In the previous article, the definitions of
CISCs were clearly and (hopefully) comprehensively set out, and these are fundamental to settling the diatribe between these two families, since one should at least be aware of what one is talking about.
Picking up on the conclusion and raising the question again, why do we still continue to flog
CISCs and extol
RISCs if these terms were no longer relevant? Why do processor manufacturers still claim and take pride in selling them as
RISCs? What would be the benefit of pointing out the obvious if these distinctions no longer applied?

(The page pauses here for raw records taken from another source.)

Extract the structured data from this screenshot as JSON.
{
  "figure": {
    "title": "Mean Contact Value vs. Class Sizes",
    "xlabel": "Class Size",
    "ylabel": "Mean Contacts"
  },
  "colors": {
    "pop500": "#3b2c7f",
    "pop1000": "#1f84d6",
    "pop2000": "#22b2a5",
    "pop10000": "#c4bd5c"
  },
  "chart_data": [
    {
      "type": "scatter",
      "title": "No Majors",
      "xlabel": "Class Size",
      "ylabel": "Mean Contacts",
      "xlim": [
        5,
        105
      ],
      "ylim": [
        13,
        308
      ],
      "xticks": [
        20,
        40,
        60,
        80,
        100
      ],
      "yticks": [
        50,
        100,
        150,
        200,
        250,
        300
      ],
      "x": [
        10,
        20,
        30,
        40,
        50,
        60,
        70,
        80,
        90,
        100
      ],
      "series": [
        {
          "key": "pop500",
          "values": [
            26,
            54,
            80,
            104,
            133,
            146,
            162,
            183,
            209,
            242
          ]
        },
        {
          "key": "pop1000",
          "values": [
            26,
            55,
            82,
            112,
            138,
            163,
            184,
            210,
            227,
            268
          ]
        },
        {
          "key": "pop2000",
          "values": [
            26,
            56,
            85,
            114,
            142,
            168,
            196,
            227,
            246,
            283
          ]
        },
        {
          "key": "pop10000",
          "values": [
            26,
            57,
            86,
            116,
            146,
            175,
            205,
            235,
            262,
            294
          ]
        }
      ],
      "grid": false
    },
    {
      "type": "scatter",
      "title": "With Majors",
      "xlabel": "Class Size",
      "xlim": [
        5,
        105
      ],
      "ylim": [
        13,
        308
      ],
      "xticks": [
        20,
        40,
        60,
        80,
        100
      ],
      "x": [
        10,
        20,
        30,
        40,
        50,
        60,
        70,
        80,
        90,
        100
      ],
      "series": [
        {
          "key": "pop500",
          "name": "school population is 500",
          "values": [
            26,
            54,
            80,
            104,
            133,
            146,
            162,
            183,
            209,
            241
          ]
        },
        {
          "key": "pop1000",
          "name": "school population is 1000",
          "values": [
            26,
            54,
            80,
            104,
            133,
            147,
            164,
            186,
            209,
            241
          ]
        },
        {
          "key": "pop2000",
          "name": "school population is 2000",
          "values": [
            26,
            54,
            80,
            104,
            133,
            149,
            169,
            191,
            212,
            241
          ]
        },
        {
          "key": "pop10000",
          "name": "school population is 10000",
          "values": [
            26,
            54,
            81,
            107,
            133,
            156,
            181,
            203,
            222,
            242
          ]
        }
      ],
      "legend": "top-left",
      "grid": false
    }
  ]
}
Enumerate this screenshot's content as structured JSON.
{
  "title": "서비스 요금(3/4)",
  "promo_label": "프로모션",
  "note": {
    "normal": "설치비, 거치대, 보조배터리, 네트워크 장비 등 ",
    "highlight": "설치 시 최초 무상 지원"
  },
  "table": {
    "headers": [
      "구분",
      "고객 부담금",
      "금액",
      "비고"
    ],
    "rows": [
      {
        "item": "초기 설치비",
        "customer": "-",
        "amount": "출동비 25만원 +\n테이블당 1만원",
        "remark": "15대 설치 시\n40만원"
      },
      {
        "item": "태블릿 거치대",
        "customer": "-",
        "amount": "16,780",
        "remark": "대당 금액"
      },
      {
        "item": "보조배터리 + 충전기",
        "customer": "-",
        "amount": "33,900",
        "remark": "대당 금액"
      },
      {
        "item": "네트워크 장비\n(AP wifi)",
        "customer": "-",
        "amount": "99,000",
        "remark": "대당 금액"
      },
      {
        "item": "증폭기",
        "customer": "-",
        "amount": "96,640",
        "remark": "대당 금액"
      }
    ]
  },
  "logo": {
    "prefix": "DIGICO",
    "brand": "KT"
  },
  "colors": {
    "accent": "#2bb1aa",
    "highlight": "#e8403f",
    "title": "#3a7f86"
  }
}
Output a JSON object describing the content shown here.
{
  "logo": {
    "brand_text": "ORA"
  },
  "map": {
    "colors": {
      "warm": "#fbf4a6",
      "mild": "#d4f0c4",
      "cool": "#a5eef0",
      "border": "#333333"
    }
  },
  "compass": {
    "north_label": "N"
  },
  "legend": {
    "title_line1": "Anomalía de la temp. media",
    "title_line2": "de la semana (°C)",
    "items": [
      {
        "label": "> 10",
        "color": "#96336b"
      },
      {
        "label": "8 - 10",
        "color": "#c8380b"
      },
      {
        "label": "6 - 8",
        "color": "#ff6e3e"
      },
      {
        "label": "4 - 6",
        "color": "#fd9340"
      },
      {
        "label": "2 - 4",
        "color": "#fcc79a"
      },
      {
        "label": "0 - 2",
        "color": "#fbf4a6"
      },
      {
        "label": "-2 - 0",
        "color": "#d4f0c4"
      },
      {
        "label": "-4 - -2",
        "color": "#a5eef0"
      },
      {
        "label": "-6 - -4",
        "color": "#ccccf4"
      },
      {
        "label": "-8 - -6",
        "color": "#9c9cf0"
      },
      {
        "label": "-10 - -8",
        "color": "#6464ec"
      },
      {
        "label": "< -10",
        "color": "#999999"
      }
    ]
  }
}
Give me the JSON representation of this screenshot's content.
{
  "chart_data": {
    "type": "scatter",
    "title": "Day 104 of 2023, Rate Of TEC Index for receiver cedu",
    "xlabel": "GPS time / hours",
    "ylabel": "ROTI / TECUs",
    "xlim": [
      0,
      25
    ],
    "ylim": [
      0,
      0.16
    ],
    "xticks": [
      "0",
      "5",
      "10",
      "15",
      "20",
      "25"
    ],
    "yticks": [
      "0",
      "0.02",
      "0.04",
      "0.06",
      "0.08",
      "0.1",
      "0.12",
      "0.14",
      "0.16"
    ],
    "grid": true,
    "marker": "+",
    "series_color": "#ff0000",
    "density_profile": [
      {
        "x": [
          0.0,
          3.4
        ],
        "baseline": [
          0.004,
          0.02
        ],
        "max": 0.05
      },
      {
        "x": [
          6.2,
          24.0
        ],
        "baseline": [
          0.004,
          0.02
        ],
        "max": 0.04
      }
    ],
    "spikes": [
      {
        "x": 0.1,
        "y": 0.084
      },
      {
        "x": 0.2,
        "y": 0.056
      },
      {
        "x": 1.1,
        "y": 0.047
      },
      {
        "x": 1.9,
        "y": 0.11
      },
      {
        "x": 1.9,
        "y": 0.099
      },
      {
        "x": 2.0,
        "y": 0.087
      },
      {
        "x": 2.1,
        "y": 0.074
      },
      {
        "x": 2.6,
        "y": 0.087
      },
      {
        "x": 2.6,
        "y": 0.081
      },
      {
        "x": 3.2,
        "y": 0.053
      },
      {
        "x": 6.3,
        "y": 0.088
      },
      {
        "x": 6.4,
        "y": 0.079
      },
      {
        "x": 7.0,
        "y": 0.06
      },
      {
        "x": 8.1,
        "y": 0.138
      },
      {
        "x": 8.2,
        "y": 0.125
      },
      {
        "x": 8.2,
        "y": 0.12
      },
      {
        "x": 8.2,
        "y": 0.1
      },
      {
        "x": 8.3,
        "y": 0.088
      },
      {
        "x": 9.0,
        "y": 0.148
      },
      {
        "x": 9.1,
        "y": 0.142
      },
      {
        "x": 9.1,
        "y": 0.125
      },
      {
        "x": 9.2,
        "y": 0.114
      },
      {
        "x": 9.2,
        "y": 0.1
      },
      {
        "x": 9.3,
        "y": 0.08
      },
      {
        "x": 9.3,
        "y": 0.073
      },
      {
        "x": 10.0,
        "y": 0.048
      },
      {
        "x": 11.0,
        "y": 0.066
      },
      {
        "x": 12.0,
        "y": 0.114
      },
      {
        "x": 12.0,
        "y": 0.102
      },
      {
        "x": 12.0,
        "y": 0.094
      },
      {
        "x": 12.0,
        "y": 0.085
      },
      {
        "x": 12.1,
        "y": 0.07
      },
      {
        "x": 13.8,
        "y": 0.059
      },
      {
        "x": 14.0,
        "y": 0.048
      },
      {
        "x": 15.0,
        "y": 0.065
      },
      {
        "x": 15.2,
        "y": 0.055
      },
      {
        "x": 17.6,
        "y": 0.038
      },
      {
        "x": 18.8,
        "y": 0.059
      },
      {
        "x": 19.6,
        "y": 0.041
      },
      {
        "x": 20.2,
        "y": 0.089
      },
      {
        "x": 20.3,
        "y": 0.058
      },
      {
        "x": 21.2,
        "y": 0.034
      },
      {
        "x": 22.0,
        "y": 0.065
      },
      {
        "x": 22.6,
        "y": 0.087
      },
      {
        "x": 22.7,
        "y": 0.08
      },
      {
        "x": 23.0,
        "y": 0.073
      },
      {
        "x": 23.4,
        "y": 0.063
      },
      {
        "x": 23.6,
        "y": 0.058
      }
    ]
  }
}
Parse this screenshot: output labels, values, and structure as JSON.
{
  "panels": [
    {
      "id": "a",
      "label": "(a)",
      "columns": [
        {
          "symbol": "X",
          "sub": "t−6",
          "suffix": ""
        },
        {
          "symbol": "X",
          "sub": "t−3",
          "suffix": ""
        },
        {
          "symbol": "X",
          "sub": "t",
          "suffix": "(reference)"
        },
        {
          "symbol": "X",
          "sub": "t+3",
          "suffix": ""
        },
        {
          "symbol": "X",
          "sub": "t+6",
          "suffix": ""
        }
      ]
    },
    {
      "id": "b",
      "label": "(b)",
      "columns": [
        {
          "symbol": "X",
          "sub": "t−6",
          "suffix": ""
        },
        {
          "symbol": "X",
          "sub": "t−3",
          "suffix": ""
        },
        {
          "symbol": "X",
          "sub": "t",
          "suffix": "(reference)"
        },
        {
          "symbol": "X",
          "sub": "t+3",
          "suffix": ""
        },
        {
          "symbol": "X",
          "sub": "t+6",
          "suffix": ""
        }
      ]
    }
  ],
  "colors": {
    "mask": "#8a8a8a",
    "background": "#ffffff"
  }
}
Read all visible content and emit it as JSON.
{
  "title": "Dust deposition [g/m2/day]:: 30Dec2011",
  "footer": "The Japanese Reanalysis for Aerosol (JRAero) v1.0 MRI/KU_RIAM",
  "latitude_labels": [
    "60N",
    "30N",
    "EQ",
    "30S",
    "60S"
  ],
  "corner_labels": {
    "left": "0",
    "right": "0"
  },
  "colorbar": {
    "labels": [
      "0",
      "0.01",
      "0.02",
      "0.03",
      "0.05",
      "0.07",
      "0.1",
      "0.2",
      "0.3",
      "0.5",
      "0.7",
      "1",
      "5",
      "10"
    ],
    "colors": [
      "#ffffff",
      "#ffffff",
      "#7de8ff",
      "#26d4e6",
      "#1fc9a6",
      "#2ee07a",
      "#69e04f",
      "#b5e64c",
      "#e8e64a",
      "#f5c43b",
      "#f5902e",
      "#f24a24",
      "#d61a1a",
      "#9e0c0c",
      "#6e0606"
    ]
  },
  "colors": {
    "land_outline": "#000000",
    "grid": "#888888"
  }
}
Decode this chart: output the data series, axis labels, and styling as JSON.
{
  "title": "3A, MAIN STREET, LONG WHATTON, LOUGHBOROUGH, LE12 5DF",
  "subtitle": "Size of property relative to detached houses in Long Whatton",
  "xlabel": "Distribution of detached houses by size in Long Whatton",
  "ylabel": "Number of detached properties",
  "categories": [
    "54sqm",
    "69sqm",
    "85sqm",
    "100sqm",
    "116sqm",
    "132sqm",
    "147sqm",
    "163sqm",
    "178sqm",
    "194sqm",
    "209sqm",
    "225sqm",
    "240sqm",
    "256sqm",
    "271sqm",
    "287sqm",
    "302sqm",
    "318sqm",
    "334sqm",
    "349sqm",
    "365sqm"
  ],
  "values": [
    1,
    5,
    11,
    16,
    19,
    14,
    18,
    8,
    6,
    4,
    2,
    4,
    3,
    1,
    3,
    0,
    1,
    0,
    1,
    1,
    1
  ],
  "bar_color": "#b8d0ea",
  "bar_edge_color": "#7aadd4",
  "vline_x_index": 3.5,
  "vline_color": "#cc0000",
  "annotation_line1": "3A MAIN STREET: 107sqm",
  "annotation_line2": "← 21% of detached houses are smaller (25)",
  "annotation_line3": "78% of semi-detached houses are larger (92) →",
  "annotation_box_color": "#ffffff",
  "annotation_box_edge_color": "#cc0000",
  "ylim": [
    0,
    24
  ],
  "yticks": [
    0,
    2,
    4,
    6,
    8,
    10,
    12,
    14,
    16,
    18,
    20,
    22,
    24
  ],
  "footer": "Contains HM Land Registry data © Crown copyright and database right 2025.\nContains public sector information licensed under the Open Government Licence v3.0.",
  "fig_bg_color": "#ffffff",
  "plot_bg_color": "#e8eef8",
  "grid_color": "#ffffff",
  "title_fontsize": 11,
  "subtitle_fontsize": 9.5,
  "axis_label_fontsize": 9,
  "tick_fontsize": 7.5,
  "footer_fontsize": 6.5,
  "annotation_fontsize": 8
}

Obviously, these are rhetorical questions, as the reality is quite different from what has been propagated for so many years, and one does not even need to resort to who knows what admirable demonstrations to ascertain this (although this has already been done in the previous article, which listed the precise facts/definitions in support).
One only has to ask oneself what we think of when we are faced with an architecture that has so many instructions. Obviously to a
CISC! The same when we find instructions that access memory while not being load/store. Ditto when we are dealing with complicated instructions that require several clock cycles. And, again, when we are dealing with instructions of variable-length (not fixed), which, by the way, are still seen as a great complication.
These are not trivialities, but concepts that have been imprinted in our minds during these more than four decades of hammering propaganda by the proponents & promoters of
RISCs, who lost no opportunity to stigmatise how ‘bad and ugly’ and pilloryable it all was.
Conversely, a processor with a few simple instructions, executed in the famous and much sought-after single clock cycle and, above all, having a fixed length, immediately brings a single thought to our minds:
RISC! Which, needless to say, is the best you can have and want.
Someone may have read Animal Farm: ‘Four Legs Good, Two Legs Bad’. Here it is exactly the same!
All of this is part of the canon (based on the four pillars I have extensively discussed in the previous article) that has been conveyed, as well as defined, by the centres of the Intelligencija par excellence (the universities), to the point of becoming permanently part of our shared knowledge.
In fact, as a student you are forced to learn these concepts, and then disseminate them and become part of the propaganda machine once you become a teacher, professor, or professional, contributing to their consolidation and sedimentation in the collective imagination.
Constructing what, in effect, then became ‘THE truth’. Repeat the same things over and over again, incessantly, and they will become true…
…and the nefarious effects
RISCs propaganda has been (and still is!) so pervasive and persuasive that processor manufacturers have developed a form of awe of it, the consequences and results of which have been so malignant that some have even marketed their products as
RISCs even when they had no semblance of it!
An eloquent example is Motorola (later NXP) with its
Coldfire line of processors, which was already marketing them as such in 1994:
Coldfires are castrated/reduced versions of the glorious
68000 family, which is one of the most complex architectures ever made and was for a very long time synonymous of
CISC along with the more famous
x86! And, despite having removed some legacy or more complex parts, the
Coldfires remain, without any doubt,
CISC processors: no question!
Evangelism still in our time
The paradoxical thing is that, as mentioned in the previous article, the very foundations of
RISCs are already gone, and long gone! But instead of admitting their mistakes, academics have instead preferred to silently move away from the definition of the four pillars, although they shamelessly continue to speak of
CISCs in the same terms (positive vs. negative, of course).
The eminent Prof. Patterson, for instance, acts seamlessly in this way. Here are some of the latest harangues, taken from a presentation (History of Computer Architecture and RISC):
What the consensus in instructions sets today: it’s not CISC. No one built CISC architectures in 30+ years
and an article (A New Golden Age for Computer Architecture):
There have been no new CISC ISAs in decades
you can imagine the rest of the contents…
In the light of the facts presented, I would say that it takes a lot of nerve to continue to brazenly uphold the same bizarre theses. But our dear Happy Days has taught us why this is so:
The reason why academics like this illustrious representative have failed miserably with their beloved
RISCs is that they could not foresee the technological advances that were to come, which quickly led in very different directions from those these evangelists had originally conceived.